Certified ethical hackers
You'd be surprised to find out that there are certification programs for ethical hackers. Most likely, their official title will be that of information security professional. However, to apply for this certificate you need a minimum of two years of work experience in the cybersecurity field or official training.
It's awarded only to those candidates that pass a multiple-choice exam consisting of 125 questions. They also must compromise a system in a simulated environment. Whether it would count if you hacked into their database and added your name near the graduates' list is an open question.
Best ethical hacking courses and certifications
There are more ways in which you could expand your knowledge. Here are some of the courses that award certificates that should take you closer to the life of an ethical hacker.
Offensive Security Certified Professional
If you want to get serious, you should get on board the Penetration Testing with Kali Linux course available at Offensive Security. This course is online-only, and its goal is to not only give you a hands-on approach. It aims to provide you with a pretty good idea of how you should go about hacking in real and applicable cases. After the completion of a course, students who pass the exam get the Offensive Security Certified Professional (OSCP) certification.
Certified Information Systems Security Professional
International Information System Security Certification Consortium or (ISC)² is an independent organization that focuses on infosec training. They have one of the most extensive courses on cybersecurity – CISSP (Certified Information Systems Security Professional). This program covers a wide range of topics that should be useful to more IT security professionals and ethical hackers alike. Complete the course, pass the exam, and the certification is yours.
Don't forget that if you don't need a certificate to hang on a wall, there's nothing wrong with self-improvement courses. For example, you could try Udemy courses of Heath Adams. They cover a wide range of topics, including practical guides on ethical hacking. You can also fool around in sites like try2hack.nl. If you're wondering about the possible job prospects or are wondering about a career change, these tools will give you a demo version. It might be enough to find out if all this appeals to you.
White hat hackers you should follow
This guy is the Lead Software Security Engineer and the head of an Open Web Application Security Project (OWASP) chapter. If you haven't heard about them, they're a community of cybersecurity specialists that specialize in web applications. He also appears on The Beer Farmers podcast, where, despite the title, he discusses cybersecurity matters.

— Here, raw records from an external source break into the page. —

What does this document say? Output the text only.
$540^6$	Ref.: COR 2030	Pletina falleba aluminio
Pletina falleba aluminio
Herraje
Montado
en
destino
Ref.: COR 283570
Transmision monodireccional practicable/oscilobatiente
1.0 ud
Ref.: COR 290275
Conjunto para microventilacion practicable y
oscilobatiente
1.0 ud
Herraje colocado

Daniel Miessler is a widely known cybersecurity expert. You can find his think pieces all around the web and on his cybersec blog at danielmiessler.com. He has almost 20 years of experience under his belt and focuses mostly on web applications and IT security programs. If you've ever visited a cybersecurity convention, it's very likely that you've seen him and didn't even stop to say hi (which is rude).
Alyssa is a well-known hacker who launched her career pretty much during her school years. This led her to penetration testing roles, and eventually to more general vulnerability management roles. It doesn't seem that she's planning to slow down. You can regularly find her at various conferences.
A hacker with a very cool looking Twitter profile photo is also the Head of Hacked Education at HackerOne. Yes, the same site connects hackers with businesses, awarding the most severe security vulnerabilities with payouts. He's single-handedly responsible for over 600 loopholes found across services like Airbnb, Snapchat, and Google. That's no small feat. He also live streams some of his hacking on Twitch. If you follow his updates on social media, you might learn a thing on two on ethical hacking.